What do Chicago White Sox catcher Moe Berg, Supreme Court Justice Arthur Goldberg and famous chef Julia Child have in common? They were spies for the United States during World War II!

Julia, Justice Goldberg, Mo Berg and many others served in an international spy ring managed by the Office of Strategic Services – the OSS – which was an early version of the CIA created in World War II by President Franklin Roosevelt. Until now, all of the names and previously classified files identifying nearly 24,000 spies who formed the first centralized intelligence effort by the United States had been “a secret.”

When Julia met her future husband, Paul Child, they were working for the OSS in the 1940’s in Ceylon, which is present day Sri Lanka. She had hoped to be a spy when she joined the agency during World War II but was relegated to “clerical work.” Hm.

Child’s “secret” time at the agency was discussed in dozens of articles as she gained fame as a chef.
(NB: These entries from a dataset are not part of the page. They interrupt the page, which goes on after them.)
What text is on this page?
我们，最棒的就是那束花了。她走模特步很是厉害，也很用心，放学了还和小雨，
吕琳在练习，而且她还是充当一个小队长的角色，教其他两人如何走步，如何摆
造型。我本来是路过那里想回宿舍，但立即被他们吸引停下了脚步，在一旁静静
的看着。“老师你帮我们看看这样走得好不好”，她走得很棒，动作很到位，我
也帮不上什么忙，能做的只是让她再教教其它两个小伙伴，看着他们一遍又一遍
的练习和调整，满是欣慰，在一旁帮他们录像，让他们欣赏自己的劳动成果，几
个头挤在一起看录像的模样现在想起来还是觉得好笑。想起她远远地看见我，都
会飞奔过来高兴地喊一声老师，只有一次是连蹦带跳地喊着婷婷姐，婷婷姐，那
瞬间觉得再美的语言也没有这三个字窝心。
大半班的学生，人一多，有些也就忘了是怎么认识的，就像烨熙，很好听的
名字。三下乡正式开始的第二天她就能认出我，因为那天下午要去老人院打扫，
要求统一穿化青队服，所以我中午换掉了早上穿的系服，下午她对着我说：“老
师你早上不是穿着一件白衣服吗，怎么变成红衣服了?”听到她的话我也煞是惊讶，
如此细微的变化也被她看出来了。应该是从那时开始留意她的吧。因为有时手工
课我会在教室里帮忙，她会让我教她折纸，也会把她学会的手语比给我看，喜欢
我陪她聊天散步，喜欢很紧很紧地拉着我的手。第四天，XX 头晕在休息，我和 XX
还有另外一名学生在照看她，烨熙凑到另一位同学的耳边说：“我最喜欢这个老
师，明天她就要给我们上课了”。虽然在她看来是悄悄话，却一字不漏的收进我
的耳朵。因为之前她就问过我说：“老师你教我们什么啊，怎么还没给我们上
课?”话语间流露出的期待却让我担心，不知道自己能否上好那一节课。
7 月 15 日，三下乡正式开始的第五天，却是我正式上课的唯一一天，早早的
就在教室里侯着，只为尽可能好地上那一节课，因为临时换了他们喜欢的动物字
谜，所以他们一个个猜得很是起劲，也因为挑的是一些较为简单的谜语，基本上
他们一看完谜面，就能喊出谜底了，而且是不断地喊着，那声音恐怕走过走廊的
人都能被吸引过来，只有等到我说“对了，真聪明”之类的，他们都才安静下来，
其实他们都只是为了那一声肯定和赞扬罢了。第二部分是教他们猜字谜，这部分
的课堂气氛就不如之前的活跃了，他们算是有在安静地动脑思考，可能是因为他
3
Her time there was also documented in the 1998 book by Elizabeth McIntosh, “Sisterhood of Spies.” There were prominent references to her service in the OSS in obituaries that ran of her in both the Boston Globe and the New York Times after her death in August 2004. Even the CIA talked about Julia being in the OSS on it’s website in 2007.

The National Archives, which this week released the names found in the records, will make available for the first time all 750,000 pages identifying the vast spy network of military and civilian operatives. Not light reading I imagine but excerpts I am certain could be quite fascinating!

So who were these 24,000 spies? They were soldiers, actors, historians, lawyers, athletes, professors, reporters. But for several years during World War II, they were known simply as the OSS. They studied military plans, created propaganda, infiltrated enemy ranks and stirred resistance among foreign troops.

The CIA fought releasing OSS records for decades – no surprise. But former CIA Director William Casey, who was an OSS veteran himself, set into motion the transfer of millions of OSS documents to the National Archives when he took over the agency in 1981. The personnel files are the latest to be made public.

Information about OSS involvement was so guarded that relatives often couldn’t confirm a family member’s work with the group. However with stories handed down through the decades, many relatives suspected as much.

Other people in the spy files included: historian Arthur Schlesinger Jr. film actor Sterling Hayden, the Teddy Roosevelt children – Quentin and Kermit, father of Stewart Copeland, drummer for the band The Police, Ernest Hemmingway’s son John,…

…and we “suspect” my grandfather’s oldest brother, Ethan.